Por el contrario, sus rivales directos como Orange y Vodafone dependen de la tecnología de ZTE para sus equipos de referencia. Una situación idéntica sufren varios de los modelos que distribuye la compañía Digi en el mercado actual.

Mientras las operadoras muestran su rechazo, los fabricantes de hardware europeos celebran la llegada de la nueva normativa. Estas empresas locales ven una oportunidad única para ganar cuota de mercado frente a Asia.

Marcas de gran presencia como Fritz y Devolo se han unido para presionar a las instituciones comunitarias. Su objetivo es acelerar la expulsión de los rivales extranjeros mediante una alianza corporativa formal.

Este grupo de fabricantes defiende que Europa debe exigir el uso exclusivo de tecnología desarrollada en el propio continente. Los argumentos presentados se basan en el volumen real de datos que gestiona cada infraestructura.

La ley comunitaria actual pone el foco en las redes móviles, las cuales solo transportan una fracción mínima del tráfico global. Los enrutadores domésticos gestionan la inmensa mayoría de las comunicaciones diarias de los ciudadanos.

Las estadísticas del sector revelan que casi el 40% de los equipos domésticos actuales son de origen chino. Marcas muy populares conviven con las firmas europeas que retienen un porcentaje similar del mercado.

Las alternativas procedentes de Taiwán y Estados Unidos completan el mapa de la conectividad en los hogares europeos. Esta distribución genera inquietud entre los defensores de la soberanía tecnológica continental.

Los riesgos señalados por los expertos incluyen la posible interceptación de datos privados que circulan por estos aparatos. También preocupa el uso potencial de estos dispositivos para lanzar ataques informáticos a gran escala.

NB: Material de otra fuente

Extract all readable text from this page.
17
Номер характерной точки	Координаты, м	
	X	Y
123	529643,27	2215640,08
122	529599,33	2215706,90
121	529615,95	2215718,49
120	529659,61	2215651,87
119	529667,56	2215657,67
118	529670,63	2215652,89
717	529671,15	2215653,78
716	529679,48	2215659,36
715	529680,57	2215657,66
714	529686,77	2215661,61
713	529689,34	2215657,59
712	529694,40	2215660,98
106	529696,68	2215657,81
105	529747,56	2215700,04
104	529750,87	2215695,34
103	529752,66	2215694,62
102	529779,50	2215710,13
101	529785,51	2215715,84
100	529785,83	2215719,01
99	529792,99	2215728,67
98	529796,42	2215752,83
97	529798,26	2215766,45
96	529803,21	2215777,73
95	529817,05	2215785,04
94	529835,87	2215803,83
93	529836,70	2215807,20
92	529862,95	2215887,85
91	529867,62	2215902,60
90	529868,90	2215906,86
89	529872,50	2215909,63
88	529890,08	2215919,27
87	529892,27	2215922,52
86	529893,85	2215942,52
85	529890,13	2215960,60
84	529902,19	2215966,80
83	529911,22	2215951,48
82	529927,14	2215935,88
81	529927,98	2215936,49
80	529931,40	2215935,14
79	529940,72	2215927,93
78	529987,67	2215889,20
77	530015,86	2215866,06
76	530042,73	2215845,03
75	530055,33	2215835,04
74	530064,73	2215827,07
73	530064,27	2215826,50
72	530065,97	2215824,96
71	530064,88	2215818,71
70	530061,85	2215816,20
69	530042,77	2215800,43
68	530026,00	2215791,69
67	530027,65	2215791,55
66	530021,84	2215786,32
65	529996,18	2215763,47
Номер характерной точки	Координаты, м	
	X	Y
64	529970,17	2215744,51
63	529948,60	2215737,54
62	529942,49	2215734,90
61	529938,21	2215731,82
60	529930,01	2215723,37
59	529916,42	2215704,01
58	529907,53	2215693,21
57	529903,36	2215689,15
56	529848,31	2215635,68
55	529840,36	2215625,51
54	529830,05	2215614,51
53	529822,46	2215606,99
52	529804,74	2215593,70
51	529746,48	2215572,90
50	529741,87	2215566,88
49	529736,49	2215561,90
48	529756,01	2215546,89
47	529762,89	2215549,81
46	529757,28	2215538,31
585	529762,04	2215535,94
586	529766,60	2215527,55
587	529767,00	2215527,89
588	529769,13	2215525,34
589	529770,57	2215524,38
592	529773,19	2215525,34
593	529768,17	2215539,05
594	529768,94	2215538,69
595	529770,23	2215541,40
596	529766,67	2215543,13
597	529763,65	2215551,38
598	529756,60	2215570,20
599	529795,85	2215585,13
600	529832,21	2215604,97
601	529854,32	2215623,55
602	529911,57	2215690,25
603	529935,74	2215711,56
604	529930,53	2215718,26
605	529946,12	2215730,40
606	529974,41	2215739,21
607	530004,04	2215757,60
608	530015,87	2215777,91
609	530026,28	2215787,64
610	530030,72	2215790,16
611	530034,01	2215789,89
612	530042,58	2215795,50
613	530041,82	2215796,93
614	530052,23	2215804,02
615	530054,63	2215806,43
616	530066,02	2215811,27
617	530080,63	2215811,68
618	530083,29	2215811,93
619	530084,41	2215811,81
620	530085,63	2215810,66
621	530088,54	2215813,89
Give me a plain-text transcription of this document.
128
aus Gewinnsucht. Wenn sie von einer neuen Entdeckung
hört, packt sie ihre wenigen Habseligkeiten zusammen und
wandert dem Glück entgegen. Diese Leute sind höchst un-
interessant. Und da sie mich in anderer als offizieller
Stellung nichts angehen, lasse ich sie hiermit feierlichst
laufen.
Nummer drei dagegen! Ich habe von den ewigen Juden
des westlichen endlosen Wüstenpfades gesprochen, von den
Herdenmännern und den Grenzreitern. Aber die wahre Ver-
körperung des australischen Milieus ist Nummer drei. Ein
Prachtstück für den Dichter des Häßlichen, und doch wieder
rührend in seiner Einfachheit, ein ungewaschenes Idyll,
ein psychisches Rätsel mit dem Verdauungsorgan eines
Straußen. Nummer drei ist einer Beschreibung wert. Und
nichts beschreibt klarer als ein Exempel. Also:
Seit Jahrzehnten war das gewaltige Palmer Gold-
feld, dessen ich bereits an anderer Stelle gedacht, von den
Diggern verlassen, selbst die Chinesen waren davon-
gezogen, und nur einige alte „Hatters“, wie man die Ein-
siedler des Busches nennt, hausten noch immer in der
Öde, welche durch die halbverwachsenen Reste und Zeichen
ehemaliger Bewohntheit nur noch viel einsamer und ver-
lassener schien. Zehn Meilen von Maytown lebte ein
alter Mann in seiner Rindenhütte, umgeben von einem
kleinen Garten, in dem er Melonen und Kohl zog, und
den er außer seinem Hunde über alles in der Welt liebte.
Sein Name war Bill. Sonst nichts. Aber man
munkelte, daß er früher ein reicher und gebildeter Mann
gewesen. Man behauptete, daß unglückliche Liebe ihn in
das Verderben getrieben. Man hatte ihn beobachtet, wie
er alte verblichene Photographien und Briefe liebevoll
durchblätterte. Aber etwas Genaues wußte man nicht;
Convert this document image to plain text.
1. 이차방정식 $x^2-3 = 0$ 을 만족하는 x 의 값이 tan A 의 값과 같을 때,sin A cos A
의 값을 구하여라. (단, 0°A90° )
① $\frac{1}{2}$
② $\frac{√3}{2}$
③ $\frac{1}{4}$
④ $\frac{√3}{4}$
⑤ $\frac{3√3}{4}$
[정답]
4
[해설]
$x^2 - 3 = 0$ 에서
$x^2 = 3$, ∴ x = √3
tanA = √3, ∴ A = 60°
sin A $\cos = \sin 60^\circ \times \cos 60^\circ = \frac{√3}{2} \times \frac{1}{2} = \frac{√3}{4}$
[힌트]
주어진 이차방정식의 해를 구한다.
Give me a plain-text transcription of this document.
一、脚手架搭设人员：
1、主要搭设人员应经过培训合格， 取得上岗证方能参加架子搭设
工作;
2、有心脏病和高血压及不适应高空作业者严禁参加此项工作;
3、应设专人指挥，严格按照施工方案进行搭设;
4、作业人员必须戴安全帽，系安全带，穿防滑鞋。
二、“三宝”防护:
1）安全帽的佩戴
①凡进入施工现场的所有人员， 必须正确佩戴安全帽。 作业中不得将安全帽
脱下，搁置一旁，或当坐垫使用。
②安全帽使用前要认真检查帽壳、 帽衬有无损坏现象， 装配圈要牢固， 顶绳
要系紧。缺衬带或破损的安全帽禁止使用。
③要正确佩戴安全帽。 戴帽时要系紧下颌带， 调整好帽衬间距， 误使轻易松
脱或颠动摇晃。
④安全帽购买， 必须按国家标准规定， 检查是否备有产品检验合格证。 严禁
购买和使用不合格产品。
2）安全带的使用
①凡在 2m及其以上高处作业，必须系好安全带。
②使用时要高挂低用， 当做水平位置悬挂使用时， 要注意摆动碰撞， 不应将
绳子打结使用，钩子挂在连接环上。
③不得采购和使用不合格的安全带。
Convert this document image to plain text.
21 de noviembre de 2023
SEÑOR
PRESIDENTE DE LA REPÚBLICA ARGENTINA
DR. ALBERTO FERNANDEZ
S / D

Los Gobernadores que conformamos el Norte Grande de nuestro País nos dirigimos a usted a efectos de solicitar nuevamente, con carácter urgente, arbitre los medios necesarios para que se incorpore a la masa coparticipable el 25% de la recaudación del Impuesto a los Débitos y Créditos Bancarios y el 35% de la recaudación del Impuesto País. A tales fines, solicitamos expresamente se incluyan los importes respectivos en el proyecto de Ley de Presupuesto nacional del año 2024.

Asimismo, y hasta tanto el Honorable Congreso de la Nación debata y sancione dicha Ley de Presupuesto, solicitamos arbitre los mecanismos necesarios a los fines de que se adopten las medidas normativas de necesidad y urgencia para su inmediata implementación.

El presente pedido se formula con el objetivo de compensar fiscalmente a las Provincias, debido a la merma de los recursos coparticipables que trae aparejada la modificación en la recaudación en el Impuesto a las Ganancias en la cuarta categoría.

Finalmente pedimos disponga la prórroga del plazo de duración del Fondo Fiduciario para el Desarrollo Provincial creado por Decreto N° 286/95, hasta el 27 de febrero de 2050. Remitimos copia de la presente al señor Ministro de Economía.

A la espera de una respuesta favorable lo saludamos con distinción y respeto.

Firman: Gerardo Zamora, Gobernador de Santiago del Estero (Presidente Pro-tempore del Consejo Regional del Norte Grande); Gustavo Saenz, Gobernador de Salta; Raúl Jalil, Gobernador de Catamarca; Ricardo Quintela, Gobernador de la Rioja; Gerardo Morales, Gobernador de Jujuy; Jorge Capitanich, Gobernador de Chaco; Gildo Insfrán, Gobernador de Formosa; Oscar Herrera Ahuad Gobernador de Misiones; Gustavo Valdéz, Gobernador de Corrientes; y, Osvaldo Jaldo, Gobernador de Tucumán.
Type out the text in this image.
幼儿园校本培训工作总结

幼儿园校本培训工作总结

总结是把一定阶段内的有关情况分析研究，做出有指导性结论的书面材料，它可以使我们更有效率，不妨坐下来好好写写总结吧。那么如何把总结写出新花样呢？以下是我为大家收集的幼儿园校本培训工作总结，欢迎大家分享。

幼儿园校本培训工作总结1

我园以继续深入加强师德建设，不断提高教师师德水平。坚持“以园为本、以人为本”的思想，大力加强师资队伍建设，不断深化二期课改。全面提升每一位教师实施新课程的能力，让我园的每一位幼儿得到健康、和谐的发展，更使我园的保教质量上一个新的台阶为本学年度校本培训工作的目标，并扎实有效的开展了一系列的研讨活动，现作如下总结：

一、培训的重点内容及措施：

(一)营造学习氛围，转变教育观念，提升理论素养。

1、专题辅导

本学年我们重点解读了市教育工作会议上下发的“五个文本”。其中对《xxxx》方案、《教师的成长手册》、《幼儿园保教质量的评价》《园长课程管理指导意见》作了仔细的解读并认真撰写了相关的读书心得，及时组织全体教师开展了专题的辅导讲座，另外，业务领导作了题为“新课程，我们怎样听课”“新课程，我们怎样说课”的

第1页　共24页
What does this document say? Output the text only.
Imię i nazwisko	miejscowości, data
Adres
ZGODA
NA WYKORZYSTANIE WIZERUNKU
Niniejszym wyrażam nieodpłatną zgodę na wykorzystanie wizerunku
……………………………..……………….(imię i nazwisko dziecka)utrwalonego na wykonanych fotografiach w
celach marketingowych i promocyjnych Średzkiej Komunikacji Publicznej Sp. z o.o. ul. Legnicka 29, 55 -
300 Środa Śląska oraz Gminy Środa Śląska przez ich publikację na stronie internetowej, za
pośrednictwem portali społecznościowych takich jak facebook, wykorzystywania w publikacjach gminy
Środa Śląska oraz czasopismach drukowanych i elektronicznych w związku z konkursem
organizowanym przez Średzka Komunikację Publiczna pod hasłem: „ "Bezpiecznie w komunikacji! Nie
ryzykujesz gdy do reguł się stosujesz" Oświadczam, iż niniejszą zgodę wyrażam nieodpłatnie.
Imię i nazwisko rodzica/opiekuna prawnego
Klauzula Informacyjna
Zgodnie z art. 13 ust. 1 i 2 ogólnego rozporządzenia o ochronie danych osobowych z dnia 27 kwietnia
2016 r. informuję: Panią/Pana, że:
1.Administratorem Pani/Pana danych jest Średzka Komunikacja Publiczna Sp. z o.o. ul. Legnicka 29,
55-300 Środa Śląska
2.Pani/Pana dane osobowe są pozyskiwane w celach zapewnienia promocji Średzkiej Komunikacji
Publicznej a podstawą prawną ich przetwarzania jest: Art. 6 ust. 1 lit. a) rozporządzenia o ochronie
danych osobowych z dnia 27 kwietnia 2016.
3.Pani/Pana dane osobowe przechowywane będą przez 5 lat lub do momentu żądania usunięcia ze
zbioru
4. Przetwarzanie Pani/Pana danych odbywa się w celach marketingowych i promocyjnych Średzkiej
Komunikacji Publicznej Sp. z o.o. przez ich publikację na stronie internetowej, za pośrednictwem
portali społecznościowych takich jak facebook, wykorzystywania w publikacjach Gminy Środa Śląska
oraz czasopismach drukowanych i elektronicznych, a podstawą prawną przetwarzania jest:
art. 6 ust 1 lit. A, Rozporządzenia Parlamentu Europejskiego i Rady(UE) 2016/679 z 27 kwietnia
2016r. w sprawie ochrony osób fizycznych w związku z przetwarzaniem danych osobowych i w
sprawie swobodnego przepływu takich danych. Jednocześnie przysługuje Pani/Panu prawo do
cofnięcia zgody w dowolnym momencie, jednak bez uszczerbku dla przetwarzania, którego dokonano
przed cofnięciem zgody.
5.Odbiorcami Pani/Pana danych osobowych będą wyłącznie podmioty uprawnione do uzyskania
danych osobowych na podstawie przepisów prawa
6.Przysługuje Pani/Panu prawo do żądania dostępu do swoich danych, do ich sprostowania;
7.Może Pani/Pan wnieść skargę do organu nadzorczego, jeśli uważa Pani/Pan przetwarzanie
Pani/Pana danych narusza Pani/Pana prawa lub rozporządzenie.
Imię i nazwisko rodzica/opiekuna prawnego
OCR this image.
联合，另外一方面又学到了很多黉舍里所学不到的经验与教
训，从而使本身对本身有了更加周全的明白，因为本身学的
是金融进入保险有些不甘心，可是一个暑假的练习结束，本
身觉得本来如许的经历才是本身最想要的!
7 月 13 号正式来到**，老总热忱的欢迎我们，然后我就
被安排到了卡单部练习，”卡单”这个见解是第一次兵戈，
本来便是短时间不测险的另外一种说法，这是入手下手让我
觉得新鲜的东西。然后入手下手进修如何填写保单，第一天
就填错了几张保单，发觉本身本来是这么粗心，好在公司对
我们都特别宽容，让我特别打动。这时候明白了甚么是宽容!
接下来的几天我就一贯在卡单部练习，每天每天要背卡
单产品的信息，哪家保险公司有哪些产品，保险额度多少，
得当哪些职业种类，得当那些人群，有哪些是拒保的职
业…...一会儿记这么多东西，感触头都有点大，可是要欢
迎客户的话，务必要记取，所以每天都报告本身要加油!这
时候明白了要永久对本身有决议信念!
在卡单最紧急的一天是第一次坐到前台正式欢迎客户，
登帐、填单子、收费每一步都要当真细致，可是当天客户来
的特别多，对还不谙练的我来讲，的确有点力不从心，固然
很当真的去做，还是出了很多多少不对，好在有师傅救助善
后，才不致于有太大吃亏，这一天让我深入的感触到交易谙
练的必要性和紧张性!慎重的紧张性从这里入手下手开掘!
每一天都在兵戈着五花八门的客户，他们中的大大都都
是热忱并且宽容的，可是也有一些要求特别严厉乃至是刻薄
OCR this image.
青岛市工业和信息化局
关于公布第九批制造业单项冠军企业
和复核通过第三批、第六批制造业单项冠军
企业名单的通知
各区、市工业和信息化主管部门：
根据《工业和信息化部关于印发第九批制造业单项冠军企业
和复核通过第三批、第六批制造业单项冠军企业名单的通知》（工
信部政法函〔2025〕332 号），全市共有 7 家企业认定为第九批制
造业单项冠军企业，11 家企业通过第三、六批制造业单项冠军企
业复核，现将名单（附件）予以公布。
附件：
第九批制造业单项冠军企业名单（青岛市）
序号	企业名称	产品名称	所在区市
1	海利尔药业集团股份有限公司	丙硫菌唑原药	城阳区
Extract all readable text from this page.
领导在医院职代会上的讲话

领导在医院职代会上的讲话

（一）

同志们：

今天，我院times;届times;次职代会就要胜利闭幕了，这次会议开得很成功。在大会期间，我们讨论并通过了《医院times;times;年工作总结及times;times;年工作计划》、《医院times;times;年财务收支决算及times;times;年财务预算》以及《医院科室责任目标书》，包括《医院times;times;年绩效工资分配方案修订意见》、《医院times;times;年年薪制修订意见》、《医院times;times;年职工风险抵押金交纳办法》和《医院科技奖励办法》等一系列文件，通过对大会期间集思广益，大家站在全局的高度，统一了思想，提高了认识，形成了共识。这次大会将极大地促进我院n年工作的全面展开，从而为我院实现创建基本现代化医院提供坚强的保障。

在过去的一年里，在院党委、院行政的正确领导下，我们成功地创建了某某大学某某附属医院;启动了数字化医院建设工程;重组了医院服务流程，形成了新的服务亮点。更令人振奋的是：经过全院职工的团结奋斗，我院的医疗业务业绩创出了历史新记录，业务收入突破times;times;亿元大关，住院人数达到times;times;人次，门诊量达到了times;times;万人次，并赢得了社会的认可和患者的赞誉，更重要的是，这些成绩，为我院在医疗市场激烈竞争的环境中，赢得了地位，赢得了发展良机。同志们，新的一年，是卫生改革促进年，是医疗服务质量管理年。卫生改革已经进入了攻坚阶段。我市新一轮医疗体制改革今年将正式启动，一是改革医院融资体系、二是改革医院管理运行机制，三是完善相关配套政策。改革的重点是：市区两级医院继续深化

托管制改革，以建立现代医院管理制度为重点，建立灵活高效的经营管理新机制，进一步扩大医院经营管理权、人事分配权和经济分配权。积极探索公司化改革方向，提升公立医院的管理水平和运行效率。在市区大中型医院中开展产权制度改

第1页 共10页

Aunque no existen pruebas actuales de espionaje, un conflicto internacional podría cambiar la situación de forma drástica. Las actualizaciones periódicas de los sistemas operativos podrían utilizarse como una vía de entrada para software malicioso.

La industria local solicita también la implantación de un etiquetado claro para proteger a los consumidores finales. Los usuarios tendrían derecho a conocer el origen exacto del producto y de sus componentes lógicos.